Minggu, 05 April 2015

-Tanpa Judul- (Review Film Melancholy Is A Movement)

Saat dialog absurd antara sang aktor dengan sang sutradara selesai, disusul munculnya nama sang sutradara diikuti para pendukung film muncul di layar, saya masih berharap akan ada 1 adegan lagi yang akan menghubungkan semua cerita di dalam film melancholy is a movement. Harapan saya pudar seiring dengan lampu bioskop mulai dinyalakan. Hal ini membuat saya berjalan keluar bioskop dengan pikiran berkecamuk. Otak saya tak mau berhenti bekerja menyusun berbagai kemungkinan kepingan puzzle  untuk  menemukan sesuatu yang hendak disampaikan dalam film ini. Rangkaian kejadian-kejadian di film ini terlalu indah untuk dibiarkan tercerai berai tanpa alunan cerita yang menghubungkan semuanya. Sebuah cerita untuk menjawab kegalauan si tokoh utama. 

Melancholy is a movement adalah sebuah film yang bercerita tentang seorang sutradara idealis bernama Joko (Joko anwar yang memerankan dirinya sendiri). Dia tampak berduka, murung, berdiam diri karena seakan kehilang sesuatu (atau seseorang). Kedatangan seorang sahabat yang juga seorang aktor Bayu, (Ariyo bayu yang juga memerankan dirinya sendiri) membawa kita ke sebuah misteri dimana tampak Bayu dan Joko tampak mengubur sesuatu (atau seorang). Rangkaian kejadian yang tampak misterius ini rupanya menjadi alasan sang sutradara meletakkan idealismenya untuk membuat film dengan genrenya yang tidak disukainya. 

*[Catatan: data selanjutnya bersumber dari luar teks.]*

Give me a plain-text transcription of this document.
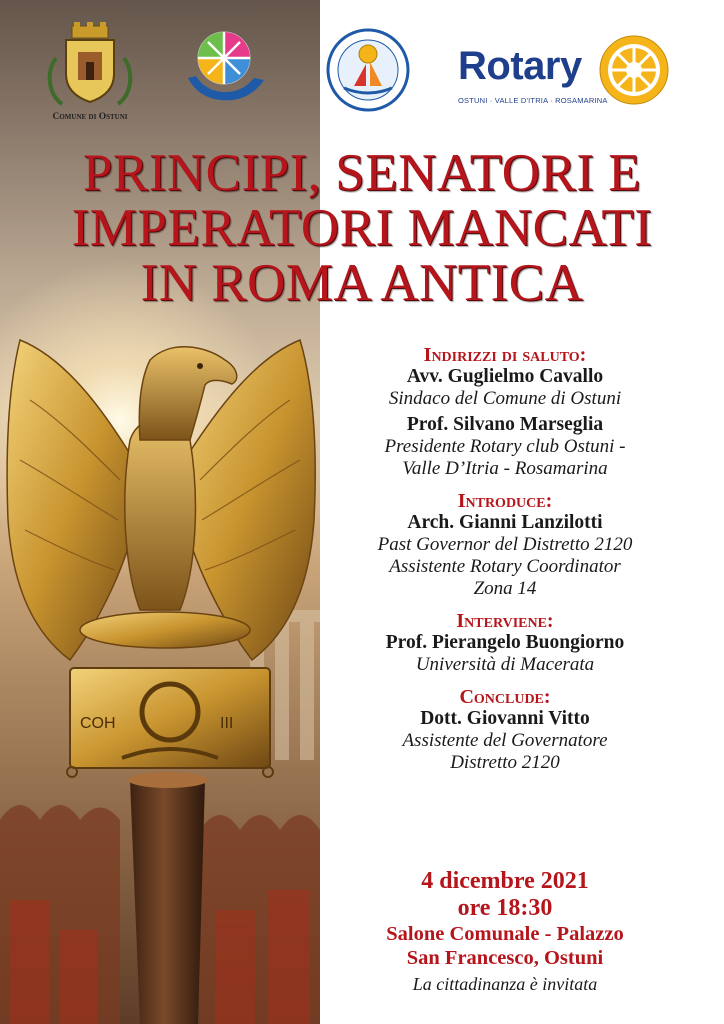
COH	III
Comune di Ostuni
Rotary
OSTUNI · VALLE D'ITRIA · ROSAMARINA
PRINCIPI, SENATORI E
IMPERATORI MANCATI
IN ROMA ANTICA
Indirizzi di saluto:
Avv. Guglielmo Cavallo
Sindaco del Comune di Ostuni
Prof. Silvano Marseglia
Presidente Rotary club Ostuni -
Valle D’Itria - Rosamarina
Introduce:
Arch. Gianni Lanzilotti
Past Governor del Distretto 2120
Assistente Rotary Coordinator
Zona 14
Interviene:
Prof. Pierangelo Buongiorno
Università di Macerata
Conclude:
Dott. Giovanni Vitto
Assistente del Governatore
Distretto 2120
4 dicembre 2021
ore 18:30
Salone Comunale - Palazzo
San Francesco, Ostuni
La cittadinanza è invitata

Melancholy is a movement hadir dengan adegan adegan yang didominasi keheningan yang menggambarkan kemurungan nan misterius dari sang tokoh utama yang selalu hadir datar dan dingin. Hal ini menjadi kekuatan sekaligus titik lemah film, bagaimana film ini harus membuat sang penonton tetap bertahan untuk terus merasakan perasaan murung tanpa diberi penjelasan mengapa perasaan murung itu harus ada, lalu menjadi titik balik kehidupan sang tokoh utama. Film menjadi terasa sangat berat saat film yang berjalan tak linear menghadirkan adegan-adegan nan absurd, bahkan saya tak sanggup memberi judul untuk review film ini, karena tak berhasil menemukan benang merah dalam film ini.

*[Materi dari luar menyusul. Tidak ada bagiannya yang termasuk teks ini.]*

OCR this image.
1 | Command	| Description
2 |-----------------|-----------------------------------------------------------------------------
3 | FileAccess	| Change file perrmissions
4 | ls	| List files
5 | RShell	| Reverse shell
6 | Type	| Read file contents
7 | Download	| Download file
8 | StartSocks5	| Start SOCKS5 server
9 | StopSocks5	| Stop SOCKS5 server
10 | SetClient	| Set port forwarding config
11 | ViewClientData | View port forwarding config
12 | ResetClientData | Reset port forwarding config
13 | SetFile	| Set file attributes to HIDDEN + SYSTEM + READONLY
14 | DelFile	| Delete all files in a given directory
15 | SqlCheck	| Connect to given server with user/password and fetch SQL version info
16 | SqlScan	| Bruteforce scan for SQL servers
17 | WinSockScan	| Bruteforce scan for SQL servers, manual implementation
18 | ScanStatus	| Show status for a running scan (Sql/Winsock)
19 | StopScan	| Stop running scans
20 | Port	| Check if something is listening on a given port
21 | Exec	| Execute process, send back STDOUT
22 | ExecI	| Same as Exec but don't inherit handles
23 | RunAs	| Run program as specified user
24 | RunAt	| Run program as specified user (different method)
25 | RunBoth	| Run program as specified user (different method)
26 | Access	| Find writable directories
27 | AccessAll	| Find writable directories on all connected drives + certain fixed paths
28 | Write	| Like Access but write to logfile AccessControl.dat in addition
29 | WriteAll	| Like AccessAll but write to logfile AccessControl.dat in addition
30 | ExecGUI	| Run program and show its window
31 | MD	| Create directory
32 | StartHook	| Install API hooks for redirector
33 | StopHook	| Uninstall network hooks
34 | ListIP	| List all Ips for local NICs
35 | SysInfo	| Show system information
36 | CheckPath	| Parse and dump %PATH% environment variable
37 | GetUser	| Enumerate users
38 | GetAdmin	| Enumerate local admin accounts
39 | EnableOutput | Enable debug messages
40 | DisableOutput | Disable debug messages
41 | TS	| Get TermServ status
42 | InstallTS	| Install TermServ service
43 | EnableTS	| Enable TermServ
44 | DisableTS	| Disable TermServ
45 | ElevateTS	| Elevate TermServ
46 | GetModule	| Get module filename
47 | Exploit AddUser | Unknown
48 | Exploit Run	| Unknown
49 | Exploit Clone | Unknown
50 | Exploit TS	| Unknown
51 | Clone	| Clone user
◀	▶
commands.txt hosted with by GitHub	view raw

Kekuatan dan sekaligus kelemahan film ini juga terjadi saat film ini mendapuk Joko anwar sebagai sang tokoh utama. Joko anwar memang tak menghadirkan penampilan spesial, tetapi tak ada karakter yang sempurna untuk mengisi sang tokoh utama selain karakter Joko anwar di dunia nyata. Pujian untuk sang sutradara Richard oh, yang mampu menghadirkan keunikan-keunikan dari keterbatasan sang tokoh utama. 

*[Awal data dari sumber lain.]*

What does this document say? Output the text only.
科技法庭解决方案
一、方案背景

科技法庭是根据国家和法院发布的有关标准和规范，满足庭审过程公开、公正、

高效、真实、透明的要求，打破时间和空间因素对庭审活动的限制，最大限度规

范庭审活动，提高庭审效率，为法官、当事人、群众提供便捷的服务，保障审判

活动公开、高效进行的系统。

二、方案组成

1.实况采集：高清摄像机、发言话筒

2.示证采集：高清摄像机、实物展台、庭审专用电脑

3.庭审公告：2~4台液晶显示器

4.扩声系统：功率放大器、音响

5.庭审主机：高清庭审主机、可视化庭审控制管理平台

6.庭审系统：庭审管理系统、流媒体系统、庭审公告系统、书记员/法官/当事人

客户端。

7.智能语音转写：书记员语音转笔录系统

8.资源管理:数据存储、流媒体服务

Bagaimana film ini meracik kelemahan sekaligus kekuatan, membuat film ini hadir bukan untuk semua orang. Dia menjadi semacam eksperimental movie walau mungkin saja sang film maker ingin menghadirkan film yang tidak harus melulu seperti apa yang kita lihat. Si pembuat film sendiri tampaknya tahu bahwa filmnya bukan untuk semua jenis penonton. Oleh sebab itu dihadirkan trailer yang seakan memberikan resume cerita untuk penonton awam, serta menghadirkan dunia para filmmaker sebagai background untuk menarik penonton yang disasar film ini yaitu para movie freak. Para movie freak seperti saya yang haus akan film-film yang berbeda dan bersyukur masih ada ruang untuk film seperti ini di layar bioskop Indonesia.

Masih menebak arti adegan ini
Kembali ke cerita film, 2 hari setelah menyaksikan film ini di bioskop, otak saya masih terus menyusun puzzle untuk menginterpretasikan cerita film ini. Fokus saya terpusat pada beberapa adegan, antara lain : adegan obrolan telepon antara sang sutradara Upi yang meminta nasehat soal FTV yang dibuatnya, adegan obrolan Joko dengan seorang pemain Biola, dan adegan saat Joko anwar mengisi sebuah kelas film maker, dan ditutup dengan obrolan sang sutradara bahwa alur tak harus dituntaskan. Adegan - adegan ini membawa saya ke kesimpulan "Melancholy is a movement" adalah film yang sangat lucu.

Film komedi yang mungkin saja mentertawakan orang-orang yang mencoba menginterpretasikannya.

Atau ada yang punya interpretasi lain?